This was another link I had to my dad.  Whenever a situation was just plain goofy or didn’t make sense (or sometimes I thought a situation required a little levity) I’d take my hat and turn up the brim, give it a slight twist and a tip, then say something in a corny voice like: “Hi, hey,  it’s me!  Crazy Guggenheim.”  I even started doing this at big family events (Thanksgiving and such) and found it quite rewarding (as a little kid) that the adults would recognize what I was trying to do – be Crazy like Guggenheim.

The thing about Frank Fontaine was that he was really very talented.  I can’t remember if it was at the end of the “Joe the Bartender” sketch, or later in the show – but he would bust out into song with the most beautiful voice you could imagine.

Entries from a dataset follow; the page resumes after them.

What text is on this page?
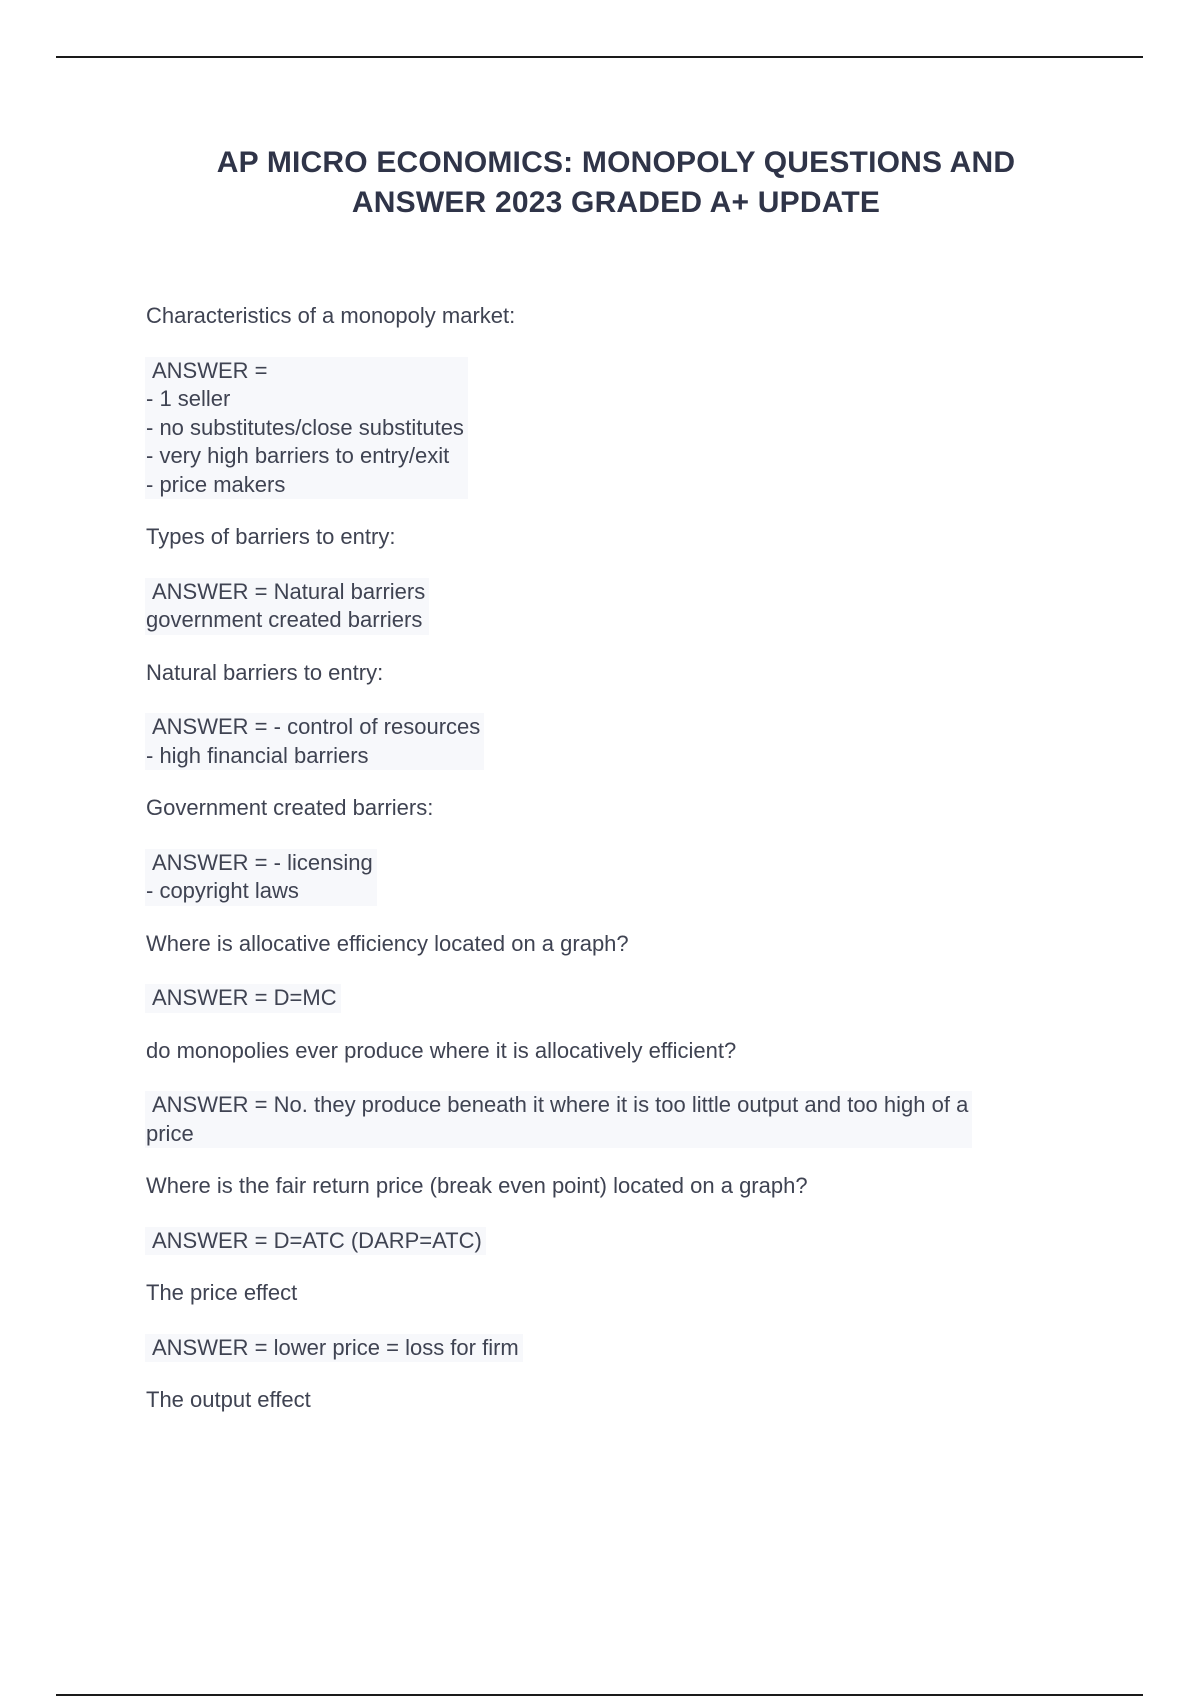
AP MICRO ECONOMICS: MONOPOLY QUESTIONS AND
ANSWER 2023 GRADED A+ UPDATE

Characteristics of a monopoly market:

ANSWER =
- 1 seller
- no substitutes/close substitutes
- very high barriers to entry/exit
- price makers

Types of barriers to entry:

ANSWER = Natural barriers
government created barriers

Natural barriers to entry:

ANSWER = - control of resources
- high financial barriers

Government created barriers:

ANSWER = - licensing
- copyright laws

Where is allocative efficiency located on a graph?

ANSWER = D=MC

do monopolies ever produce where it is allocatively efficient?

ANSWER = No. they produce beneath it where it is too little output and too high of a
price

Where is the fair return price (break even point) located on a graph?

ANSWER = D=ATC (DARP=ATC)

The price effect

ANSWER = lower price = loss for firm

The output effect
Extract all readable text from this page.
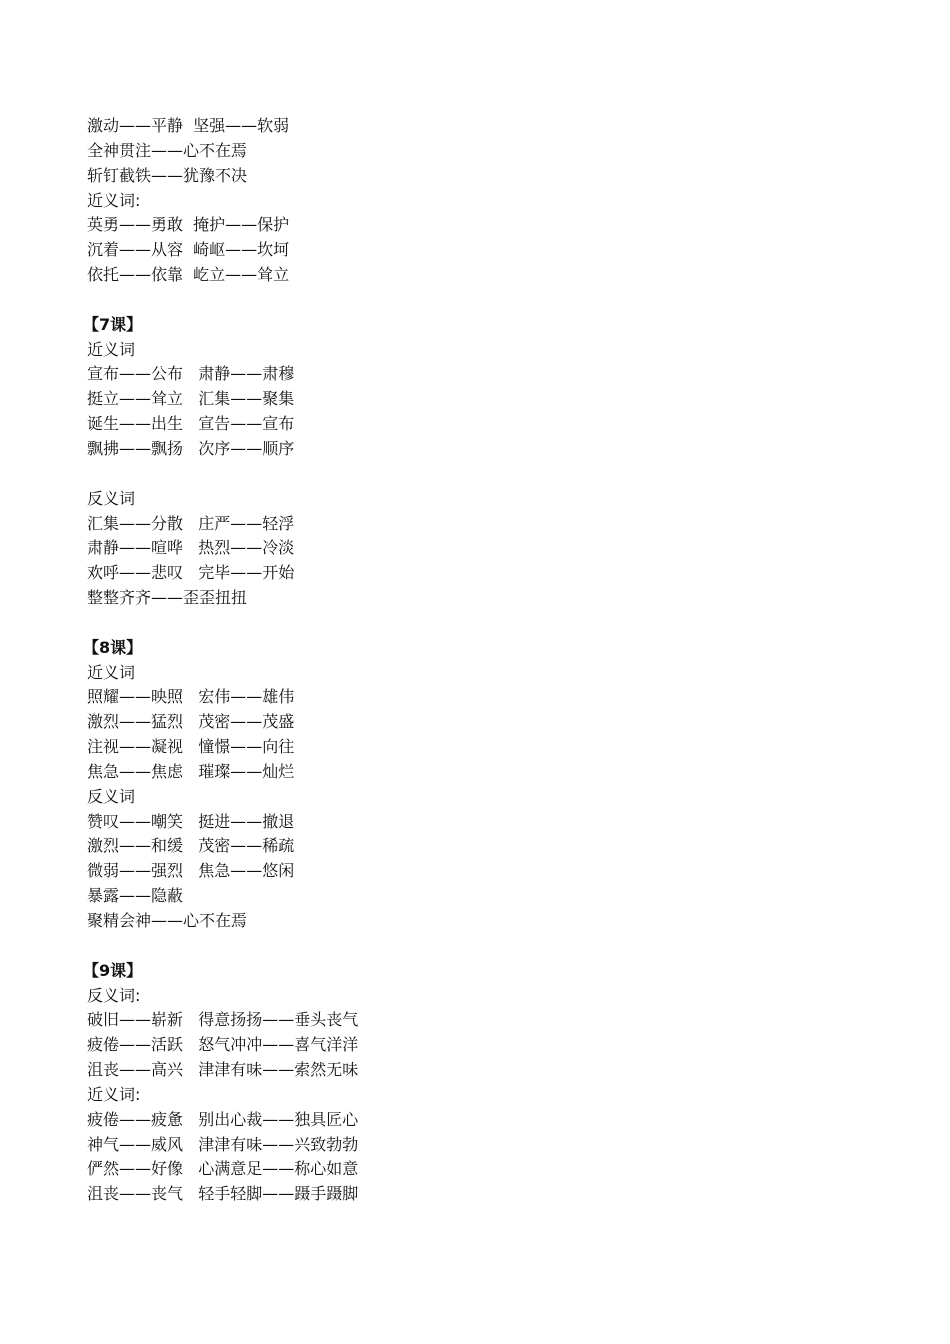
激动——平静  坚强——软弱
全神贯注——心不在焉
斩钉截铁——犹豫不决
近义词:
英勇——勇敢  掩护——保护
沉着——从容  崎岖——坎坷
依托——依靠  屹立——耸立
【7课】
近义词
宣布——公布   肃静——肃穆
挺立——耸立   汇集——聚集
诞生——出生   宣告——宣布
飘拂——飘扬   次序——顺序
反义词
汇集——分散   庄严——轻浮
肃静——喧哗   热烈——冷淡
欢呼——悲叹   完毕——开始
整整齐齐——歪歪扭扭
【8课】
近义词
照耀——映照   宏伟——雄伟
激烈——猛烈   茂密——茂盛
注视——凝视   憧憬——向往
焦急——焦虑   璀璨——灿烂
反义词
赞叹——嘲笑   挺进——撤退
激烈——和缓   茂密——稀疏
微弱——强烈   焦急——悠闲
暴露——隐蔽
聚精会神——心不在焉
【9课】
反义词:
破旧——崭新   得意扬扬——垂头丧气
疲倦——活跃   怒气冲冲——喜气洋洋
沮丧——高兴   津津有味——索然无味
近义词:
疲倦——疲惫   别出心裁——独具匠心
神气——威风   津津有味——兴致勃勃
俨然——好像   心满意足——称心如意
沮丧——丧气   轻手轻脚——蹑手蹑脚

Frank Fontaine was an interesting fellow.  He married his sweetheart at age 17 and they started having kids … lots of ‘em … eleven in all.  People had so much more confidence in themselves and in the future back then.  He had a lot of success on stage and screen – and on the tube – taking a break from his career and from making babies for World War II.    He always did well, but his stints on the Gleason show made him famous.

He started recording his songs and even had a #1 Album, called, crazy enough, “Songs I sing on the Jackie Gleason Show.”  He also continued with characters like Crazy.  As with  other entertainers who play drunks so well — like Jack Norton and Foster Brooks — Fontaine was a teetotaler.  This made him very much unlike Gleason, who had a second 8,000 square foot house in Miami just for parties.

Frank Fontaine/Crazy Guggenheim

Frank Fontaine/Crazy Guggenheim

But like Gleason, he was a bit of a bon vivant and started putting on quite a few pounds.  He also got involved with charitable efforts, such as through the Eagles.

In September, 1977 Fontaine suffered a heart attack.  The experience motivated him to lose some 70 pounds over the next year.

In August the next year, at the 1978 Eagles Convention in Spokane he performed live, returning for four encores. Through this concert he raised $25,000; the check was presented to him on stage and it was to be donated to the American Heart Association for heart research.

And that’s when he was struck by a sudden massive heart attack, right there on stage – dead at only 58 years old.  Married for 41 years.

Brooklyn's pride in being home of Jackie Gleason and The Honeymooners.  One of Jackie's most famous sayings.

Brooklyn’s pride in being home of Jackie Gleason and The Honeymooners. One of Jackie’s most famous sayings.

I’m grateful for the likes of Gleason and Fontaine … Skelton, the Cubs of the 60s … and all the things that helped me and my dad bond so long ago. I’m even more grateful for my parents; grateful for their love of me, displayed through endless kindness and unbelievable patience; grateful for their committed love to each other; and grateful for their examples of lives well lived. I am a lucky fellow.

Until next time … Bond.  Bond like crazy.

Joe Girard © 2013

Notes:

1) The Simpson’s character Barney is based on Crazy Guggenheim.

2) Soon enough the Braves proved to be unworthy of all of Wisconsin’s affection, leaving for Atlanta.  Many Milwaukee-area friends became Cubs fans — much to all our chagrin.  The Cubs’ biblically epic collapse of 1969 was assuaged a bit when Milwaukee again received a MLB franchise, the Brewers, in 1970.

Acknowledgements:

To my dad, of course, for spending so much time with me as a kid, even though he had 5 younger children; for taking me to see Cubs games and even Braves games.  Teaching me how to throw (not like a girl), swing a bat, play smart and lose like you win — with dignity and grace.

To my co-worker Gil, who has an amazing memory and helped me reconstruct what I knew of Fontaine and Gleason, and of the 60s.

Jack Fontaine/Crazy Guggenheim does a commercial for Malto Meal

Joe the Bartender and Crazy Guggenheim — from the Jackie Gleason Show.

One thought on “Crazy Bond”

  1. Gil Gutierrez

    My Dad & my Brother & I use to watch Jackie Gleason & Crazy Guggenheim
    also from our basement apartment in Long Island City New York just a few years after fleeing Cuba.